The Hungarian parliament passed a bill Tuesday enabling the takeover of research institutes by Prime Minister Viktor Orban’s government, which is accused by critics of seeking to control key institutions and sectors.
The bill, approved by 131 of lawmakers in the 199-seat assembly, gives Orban’s far-right, ultra-nationalist, government control of a vast network of research institutes currently run by the two-century-old Hungarian Academy of Sciences (MTA).
The MTA’s president has said the reforms “threaten academic freedom” and have alarmed “the vast majority of Hungarian scientists,” arguing that the shake-up is partly because MTA experts have criticized government policies in recent years.
Thousands have demonstrated in Budapest in solidarity with the institution at several street protests since the bill was drafted earlier this year. A new protest has been set for Tuesday afternoon.
Orban’s critics say that since coming to power in 2010 he has tightened his control over most key institutions in Hungary, including public media, the judiciary, and the education sector.
Scientists have condemned the move against research institutes as a threat to academic freedom. Under the legislation, a new institution with board members appointed by Orban will allocate funding for research.
This body would also use the MTA’s properties and part of its administration.
Another grim milestone in Viktor Orban's war on academic freedom: His party has crushed the Hungarian Academy of Science, which funds independent research.
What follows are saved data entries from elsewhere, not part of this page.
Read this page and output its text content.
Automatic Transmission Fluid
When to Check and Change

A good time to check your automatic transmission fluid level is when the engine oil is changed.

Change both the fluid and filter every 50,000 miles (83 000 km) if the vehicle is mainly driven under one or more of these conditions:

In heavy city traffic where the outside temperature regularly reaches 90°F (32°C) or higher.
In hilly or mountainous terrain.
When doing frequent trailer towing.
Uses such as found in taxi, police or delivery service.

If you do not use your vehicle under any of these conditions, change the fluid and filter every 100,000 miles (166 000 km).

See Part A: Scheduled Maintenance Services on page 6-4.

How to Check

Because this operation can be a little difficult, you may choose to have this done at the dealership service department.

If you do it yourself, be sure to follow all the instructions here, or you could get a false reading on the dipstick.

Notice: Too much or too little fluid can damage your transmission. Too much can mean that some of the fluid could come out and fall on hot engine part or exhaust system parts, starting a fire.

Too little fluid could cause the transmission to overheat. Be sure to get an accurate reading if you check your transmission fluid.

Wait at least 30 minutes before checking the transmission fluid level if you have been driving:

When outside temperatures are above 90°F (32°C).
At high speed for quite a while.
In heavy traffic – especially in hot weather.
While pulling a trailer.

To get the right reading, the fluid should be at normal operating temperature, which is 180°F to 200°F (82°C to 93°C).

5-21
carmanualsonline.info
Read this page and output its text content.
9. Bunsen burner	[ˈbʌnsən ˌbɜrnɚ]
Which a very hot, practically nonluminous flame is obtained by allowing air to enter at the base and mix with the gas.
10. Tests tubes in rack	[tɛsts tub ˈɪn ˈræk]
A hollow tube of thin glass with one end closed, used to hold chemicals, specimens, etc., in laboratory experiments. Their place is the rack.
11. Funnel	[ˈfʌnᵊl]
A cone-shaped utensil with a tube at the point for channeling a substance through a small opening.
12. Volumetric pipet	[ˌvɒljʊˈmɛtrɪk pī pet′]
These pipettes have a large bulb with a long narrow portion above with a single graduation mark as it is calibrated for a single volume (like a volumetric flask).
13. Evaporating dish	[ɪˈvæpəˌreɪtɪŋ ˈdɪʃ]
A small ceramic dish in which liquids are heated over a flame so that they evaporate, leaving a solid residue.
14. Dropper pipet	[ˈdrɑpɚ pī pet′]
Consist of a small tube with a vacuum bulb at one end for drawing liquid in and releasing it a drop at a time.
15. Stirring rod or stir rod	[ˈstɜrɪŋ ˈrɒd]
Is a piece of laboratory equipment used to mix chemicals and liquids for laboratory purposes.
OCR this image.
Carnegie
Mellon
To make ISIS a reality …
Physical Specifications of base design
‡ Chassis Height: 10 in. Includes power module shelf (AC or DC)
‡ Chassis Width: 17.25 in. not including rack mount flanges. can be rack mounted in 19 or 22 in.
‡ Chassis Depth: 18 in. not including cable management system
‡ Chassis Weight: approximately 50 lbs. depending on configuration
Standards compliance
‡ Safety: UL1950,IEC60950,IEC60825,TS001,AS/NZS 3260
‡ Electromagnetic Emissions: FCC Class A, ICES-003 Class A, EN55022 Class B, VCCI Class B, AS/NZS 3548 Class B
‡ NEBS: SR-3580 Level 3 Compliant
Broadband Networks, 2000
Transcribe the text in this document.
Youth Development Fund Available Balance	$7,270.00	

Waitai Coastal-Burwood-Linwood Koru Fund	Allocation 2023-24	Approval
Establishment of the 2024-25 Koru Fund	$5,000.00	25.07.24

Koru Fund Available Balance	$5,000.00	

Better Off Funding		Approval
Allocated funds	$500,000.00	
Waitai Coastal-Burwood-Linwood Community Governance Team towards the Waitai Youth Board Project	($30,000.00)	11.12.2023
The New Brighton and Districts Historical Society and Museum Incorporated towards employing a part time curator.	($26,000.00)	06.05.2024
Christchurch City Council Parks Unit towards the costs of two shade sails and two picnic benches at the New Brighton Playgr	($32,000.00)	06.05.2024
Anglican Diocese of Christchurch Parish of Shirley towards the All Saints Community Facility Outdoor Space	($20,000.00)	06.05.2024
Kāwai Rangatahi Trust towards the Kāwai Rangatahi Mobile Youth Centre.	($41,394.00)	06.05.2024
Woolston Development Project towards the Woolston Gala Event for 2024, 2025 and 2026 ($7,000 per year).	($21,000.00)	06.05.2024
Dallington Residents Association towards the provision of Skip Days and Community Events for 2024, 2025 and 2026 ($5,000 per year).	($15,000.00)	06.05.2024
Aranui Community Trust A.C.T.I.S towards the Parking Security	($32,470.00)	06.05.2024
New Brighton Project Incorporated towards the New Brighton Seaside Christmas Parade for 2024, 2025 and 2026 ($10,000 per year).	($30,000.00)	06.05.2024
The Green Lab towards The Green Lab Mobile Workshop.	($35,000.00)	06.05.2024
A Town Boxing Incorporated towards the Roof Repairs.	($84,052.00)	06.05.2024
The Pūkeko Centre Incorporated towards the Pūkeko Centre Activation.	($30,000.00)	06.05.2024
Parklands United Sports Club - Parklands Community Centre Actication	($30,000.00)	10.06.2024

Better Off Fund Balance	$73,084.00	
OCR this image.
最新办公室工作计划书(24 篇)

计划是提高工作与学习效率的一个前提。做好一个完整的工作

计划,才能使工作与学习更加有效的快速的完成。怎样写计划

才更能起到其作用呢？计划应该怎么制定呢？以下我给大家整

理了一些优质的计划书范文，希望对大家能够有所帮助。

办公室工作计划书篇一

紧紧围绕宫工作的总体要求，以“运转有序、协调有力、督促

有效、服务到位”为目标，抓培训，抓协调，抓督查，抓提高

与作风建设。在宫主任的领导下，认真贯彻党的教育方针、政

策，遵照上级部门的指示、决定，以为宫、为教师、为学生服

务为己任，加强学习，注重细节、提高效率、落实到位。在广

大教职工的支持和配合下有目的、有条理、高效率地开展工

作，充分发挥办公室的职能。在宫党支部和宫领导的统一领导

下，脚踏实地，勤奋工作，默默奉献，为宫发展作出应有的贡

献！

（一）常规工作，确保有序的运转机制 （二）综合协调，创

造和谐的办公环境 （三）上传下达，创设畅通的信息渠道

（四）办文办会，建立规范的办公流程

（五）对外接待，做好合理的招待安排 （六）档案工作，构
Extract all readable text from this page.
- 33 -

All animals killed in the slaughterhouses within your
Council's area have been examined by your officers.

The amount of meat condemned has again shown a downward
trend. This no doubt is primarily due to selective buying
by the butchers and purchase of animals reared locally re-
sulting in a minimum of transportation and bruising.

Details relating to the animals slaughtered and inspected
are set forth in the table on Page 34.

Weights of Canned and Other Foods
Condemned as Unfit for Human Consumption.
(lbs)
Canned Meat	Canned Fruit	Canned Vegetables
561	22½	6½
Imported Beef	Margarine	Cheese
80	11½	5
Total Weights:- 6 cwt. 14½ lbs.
Where's the American/EU condemnation? https://t.co/UelC8op1Oz
— Franklin Foer (@FranklinFoer) July 2, 2019
Founded in 1825, the MTA is the country’s oldest and largest scientific institution but the Orban’s government claims it as an inefficient relic of communism.
Its institutes currently employ some 5,000 staff nationwide including around 3,000 researchers and perform a vast range of research ranging from philosophy to music, animal husbandry to space research.
Orban has argued that Hungary needs to boost its performance in international innovation rankings and that the nation’s research needs to be aimed at creating more profit.
Last year, he set up a new Innovation and Technology Ministry (ITM) to begin moving control of scientific funding away from the MTA in favor of new “innovation-driven” projects.